Überfüllte Londoner Bushaltestelle
IMAGO/I-Images/Martyn Wheatley
In London machte sich der Streik mit überfüllten Busstationen bemerkbar

Londoner U-Bahn lahmgelegt

Aufgrund eines Streiks der U-Bahn-Fahrer war auch der Nahverkehr in London weitgehend lahmgelegt.
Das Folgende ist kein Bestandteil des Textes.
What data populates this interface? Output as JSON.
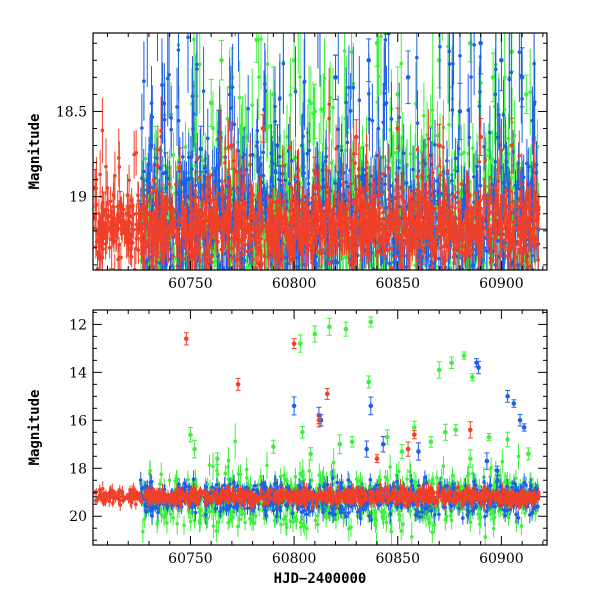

Wegen des Streiks – der erste seit acht Jahren – fuhr kein Zug der „Tube“. Die Verkehrsbehörde TFL warnte, andere Verkehrsmittel wie Busse, S-Bahn (Overground) und Straßenbahnen seien deutlich voller als sonst.

Die Gewerkschaft ASLEF betonte, es gehe ihren Mitgliedern nicht um mehr Geld. „Wir wollen nur, dass sich TFL dazu verpflichtet, mit uns über Änderungen zu verhandeln, anstatt zu versuchen, Änderungen durchzusetzen“, sagte ASLEF-Organisator Finn Brennan dem Radiosender LBC. „Wegen der Pandemie klafft ein riesiges Loch im TFL-Budget, und sie wollen dieses Loch füllen, indem sie Personal abbauen, die Arbeitsbedingungen beschneiden und die Pensionen entscheidend kürzen.“

Hunt verspricht Entlastung

Finanzminister Hunt kündigte bei der Vorstellung des erwarteten Budgetplans im Parlament auch ein milliardenschweres Hilfspaket zur Entlastung der Bürgerinnen und Bürger an. Konkret sollen die Strom- und Gasrechnungen für weitere drei Monate bezuschusst und die Kinderbetreuung verbessert werden.

Hunt prophezeite zudem eine deutliche Entspannung in Sachen Inflation. Diese liegt aktuell bei zehn Prozent. Laut Hunt wird sie sich zum Jahresende auf etwa 2,9 Prozent verringern. Damit sei Großbritannien entgegen früheren wirtschaftlichen Vorhersagen „in diesem Jahr technisch nicht in einer Rezession“.